The screen is 9'x12'; the *image* on the screen is about 8'x8'. We're still using an old screen from our original 2x2 CRT based IWall. Each tile is 1024x768 and is about 25" wide. 1024 dots / 25" = 40.96 dpi. If you look at the image referenced in the news release or the ones I posted earlier, you can see what I mean.
How much would you pay to play quake on a display with head tracking, an 8'x6' screen, and stereo video? Seriously. See www.visbox.com and let me know.
The resolution is more like 40 dpi (1024/25). The cumulative light output of the full size wall will be around 40,000 lumens.
It is transparent to OpenGL apps. We're using WireGL out of Stanford which is a distributed OpenGL implementation.
One of the drivers for this wall is a scientist we have here that has 8kx8k images of radio astronomy data. He wants to be able to compare different regions by eye. Panning and zooming on a small monitor doesn't cut it. If you're going to image or calculate high resolution data, you don't want to throw it out when viewing.
Actually it is 4 projectors wide and 5 high. The screen is 9'x12', but the image is about 8'x8'. Each tile is about 2 ft. wide. You're right that the resolution in dpi is less than a monitor, but there are no monitors that can seamlessly display 4096x3840 or 8192x3840. The idea is that you can look at a large dataset and see the whole thing without panning and zooming. It will definitely be used for "real work".

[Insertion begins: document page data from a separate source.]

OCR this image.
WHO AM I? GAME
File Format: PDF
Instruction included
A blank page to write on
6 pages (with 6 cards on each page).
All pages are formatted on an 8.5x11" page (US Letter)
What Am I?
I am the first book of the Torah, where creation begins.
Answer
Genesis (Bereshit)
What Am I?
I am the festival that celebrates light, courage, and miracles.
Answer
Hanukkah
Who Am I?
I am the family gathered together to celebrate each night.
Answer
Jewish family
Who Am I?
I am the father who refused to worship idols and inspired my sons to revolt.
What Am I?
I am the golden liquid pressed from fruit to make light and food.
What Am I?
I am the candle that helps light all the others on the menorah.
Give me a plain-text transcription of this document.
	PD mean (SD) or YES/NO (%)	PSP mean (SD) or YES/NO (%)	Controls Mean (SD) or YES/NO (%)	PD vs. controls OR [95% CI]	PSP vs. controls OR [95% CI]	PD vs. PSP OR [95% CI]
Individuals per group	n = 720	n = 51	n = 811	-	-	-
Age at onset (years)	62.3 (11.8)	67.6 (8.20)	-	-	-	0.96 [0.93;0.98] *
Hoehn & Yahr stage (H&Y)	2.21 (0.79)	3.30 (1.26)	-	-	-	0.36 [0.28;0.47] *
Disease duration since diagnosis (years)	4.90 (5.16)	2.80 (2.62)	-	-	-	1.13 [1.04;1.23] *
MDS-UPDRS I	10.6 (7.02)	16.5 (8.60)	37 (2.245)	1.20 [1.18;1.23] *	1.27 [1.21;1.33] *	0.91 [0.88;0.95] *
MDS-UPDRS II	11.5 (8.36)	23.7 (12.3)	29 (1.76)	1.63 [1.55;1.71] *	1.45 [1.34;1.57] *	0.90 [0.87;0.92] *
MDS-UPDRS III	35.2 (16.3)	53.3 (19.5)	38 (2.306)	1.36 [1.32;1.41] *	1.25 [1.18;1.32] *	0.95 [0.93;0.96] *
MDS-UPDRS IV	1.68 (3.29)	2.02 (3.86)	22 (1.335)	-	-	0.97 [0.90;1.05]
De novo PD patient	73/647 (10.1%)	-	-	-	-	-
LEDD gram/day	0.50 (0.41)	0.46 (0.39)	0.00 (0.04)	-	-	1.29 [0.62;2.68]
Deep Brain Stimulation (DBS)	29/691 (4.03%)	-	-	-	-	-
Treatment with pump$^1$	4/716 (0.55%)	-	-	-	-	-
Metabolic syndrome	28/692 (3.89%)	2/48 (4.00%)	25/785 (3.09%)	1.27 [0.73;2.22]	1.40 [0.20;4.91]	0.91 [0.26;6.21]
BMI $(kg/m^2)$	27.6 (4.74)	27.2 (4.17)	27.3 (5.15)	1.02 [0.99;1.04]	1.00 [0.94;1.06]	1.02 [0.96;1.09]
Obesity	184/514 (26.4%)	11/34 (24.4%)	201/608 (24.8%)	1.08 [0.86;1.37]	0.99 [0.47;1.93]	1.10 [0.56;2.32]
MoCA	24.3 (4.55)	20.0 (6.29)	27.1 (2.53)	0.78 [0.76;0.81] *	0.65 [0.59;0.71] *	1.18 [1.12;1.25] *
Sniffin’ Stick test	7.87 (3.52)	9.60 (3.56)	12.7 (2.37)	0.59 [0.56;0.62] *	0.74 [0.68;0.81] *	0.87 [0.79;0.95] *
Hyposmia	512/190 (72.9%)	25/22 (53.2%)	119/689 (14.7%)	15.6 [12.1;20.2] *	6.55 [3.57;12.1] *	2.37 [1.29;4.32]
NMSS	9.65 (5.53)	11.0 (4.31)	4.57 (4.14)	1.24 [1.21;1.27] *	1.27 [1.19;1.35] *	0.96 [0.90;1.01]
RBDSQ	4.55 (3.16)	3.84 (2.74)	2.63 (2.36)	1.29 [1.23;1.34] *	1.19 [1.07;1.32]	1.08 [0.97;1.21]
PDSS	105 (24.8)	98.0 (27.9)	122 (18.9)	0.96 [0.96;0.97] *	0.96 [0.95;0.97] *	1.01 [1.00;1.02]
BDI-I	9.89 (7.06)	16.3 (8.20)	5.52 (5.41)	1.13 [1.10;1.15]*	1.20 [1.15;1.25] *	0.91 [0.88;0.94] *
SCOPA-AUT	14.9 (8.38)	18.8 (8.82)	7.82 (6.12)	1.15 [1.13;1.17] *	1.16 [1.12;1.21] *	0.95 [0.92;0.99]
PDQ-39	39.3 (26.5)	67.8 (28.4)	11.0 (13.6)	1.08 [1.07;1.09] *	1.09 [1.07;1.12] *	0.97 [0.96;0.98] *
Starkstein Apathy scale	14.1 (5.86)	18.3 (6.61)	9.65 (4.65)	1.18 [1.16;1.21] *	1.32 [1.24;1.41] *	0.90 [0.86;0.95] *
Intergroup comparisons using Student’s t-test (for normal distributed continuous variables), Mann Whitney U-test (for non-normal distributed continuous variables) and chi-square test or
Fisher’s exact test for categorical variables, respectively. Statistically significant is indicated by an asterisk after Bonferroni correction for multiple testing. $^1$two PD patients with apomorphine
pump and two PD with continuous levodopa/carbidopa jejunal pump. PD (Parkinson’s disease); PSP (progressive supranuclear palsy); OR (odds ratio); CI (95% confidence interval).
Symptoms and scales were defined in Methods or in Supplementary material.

The idea is to have a seamless high resolution display. The only way to do this is with projectors. You're right that a single graphics card can produce a QXGA signal, but there is only one projector that I know of that can display that many pixels (JVC DLA-QX1) and it will cost around $200k. There isn't any way to drive 4 projectors from a single output (that I know of). If you know of something, let me know.
http://brighton.ncsa.uiuc.edu/~prajlich/wall/newpi cs.html
We're using WireGL, which is a distributed OpenGL implementation out of Stanford. It has some code in it to synchronize the displays. Since we're using Myrinet (gigabit network with low latency), the pipes sync up pretty well. As for the stereo, we don't plan to do either. There are no projectors of this cost and form factor that are capable of active stereo and the complexity of mounting the projectors for passive stereo are too horrible to contemplate! :) We've got the other 20 projectors and plan to build another identical block next to the one we've already got.
That what happens when you get computer guys trying to cut, drill, and tap aluminum extrusion!